Can we move the calculation of aggregated event loss tables in postprocessing?

gem / oq-engine

OpenQuake Engine: a software for Seismic Hazard and Risk Analysis

https://github.com/gem/oq-engine/#openquake-engine

GNU Affero General Public License v3.0

383 stars 277 forks source link

Can we move the calculation of aggregated event loss tables in postprocessing? #5343

Closed micheles closed 4 years ago

micheles commented 4 years ago

Probably not for event based, but certainly yes for scenario_risk, and it is worth testing the feasibility of the approach.

PS: after 11 days of work, it turns out that the approach is viable even for ebrisk, if we discard the smallest losses, which affect only the low period portion of the loss curves.

micheles commented 4 years ago

The trick to make this work is to store only the highest losses per asset, i.e. the tail of the distribution instead of the full distribution.

raoanirudh commented 4 years ago

Can we consider adding pandas as a dependancy? Some of the functionality pandas provides that could be very useful for dealing with large damage tables and loss tables, from the package overview:

Powerful, flexible group by functionality to perform split-apply-combine operations on data sets, for both aggregating and transforming data
Robust IO tools for loading data from flat files (CSV and delimited), Excel files, databases, and saving / loading data from the ultrafast HDF5 format
Intelligent label-based slicing, fancy indexing, and subsetting of large data sets
Intuitive merging and joining data sets
Flexible reshaping and pivoting of data sets

Pandas also provides data structures for efficiently storing sparse data.

micheles commented 4 years ago

I actually support this, independently from the event_based_damage project, it makes sense for us to have a "batteries included" OpenQuake distribution.

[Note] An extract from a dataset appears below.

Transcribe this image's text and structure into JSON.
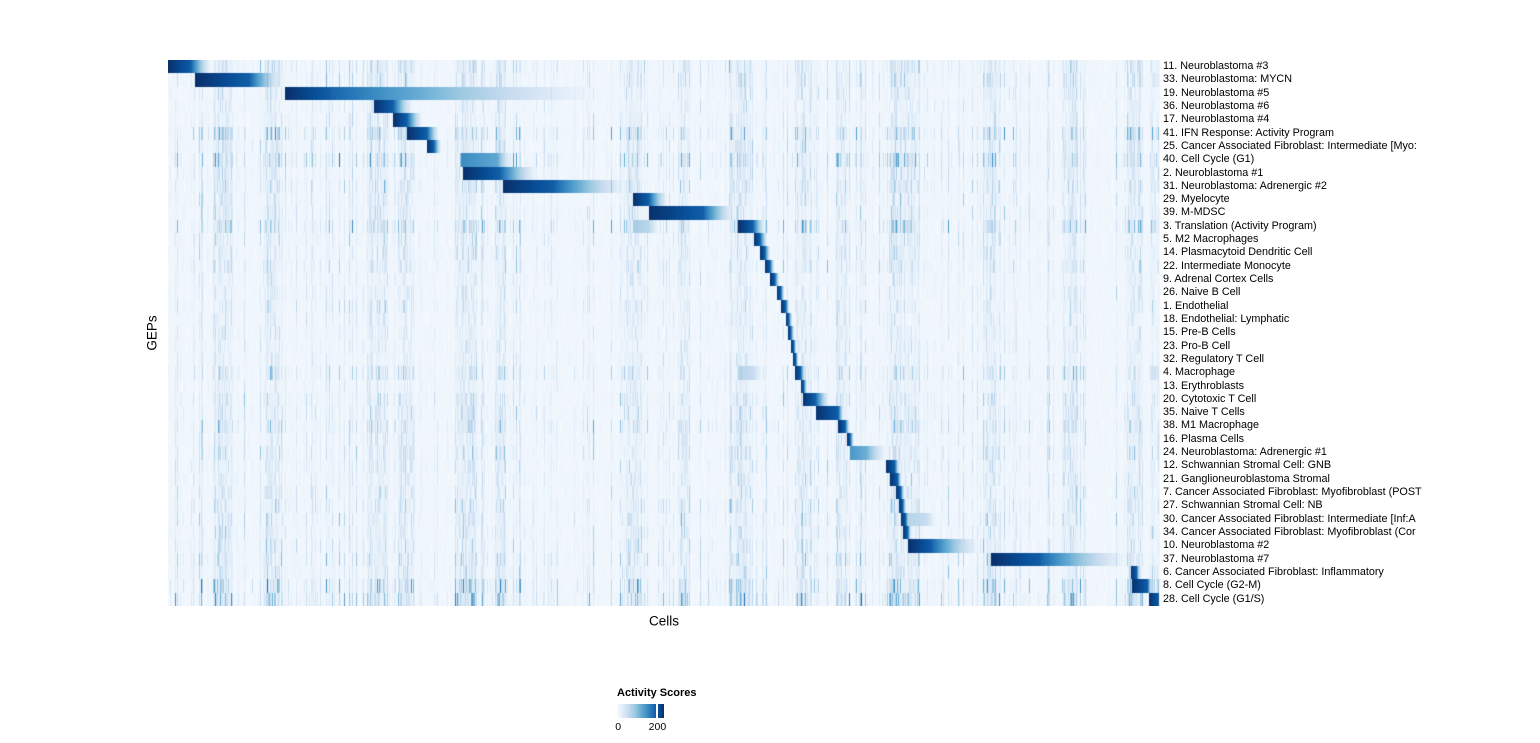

g-weatherill commented 4 years ago

+1 to this. Several additional toolkits building on OQ use Pandas, so there are few situations where one may use OQ in a distribution without Pandas. Any possibility there could be speed-ups in, for example, the site collection object if it worked as a Pandas dataframe?

micheles commented 4 years ago

I sincerely doubt that using Pandas will speedup the site collection. Providing Pandas will make it easier to explore the datastore (see https://github.com/gem/oq-engine/pull/5357) and to perform post-processing analysis, but for the time being I would refrain from using it in the core engine. I do not trust it as much as I trust numpy, especially performance-wise.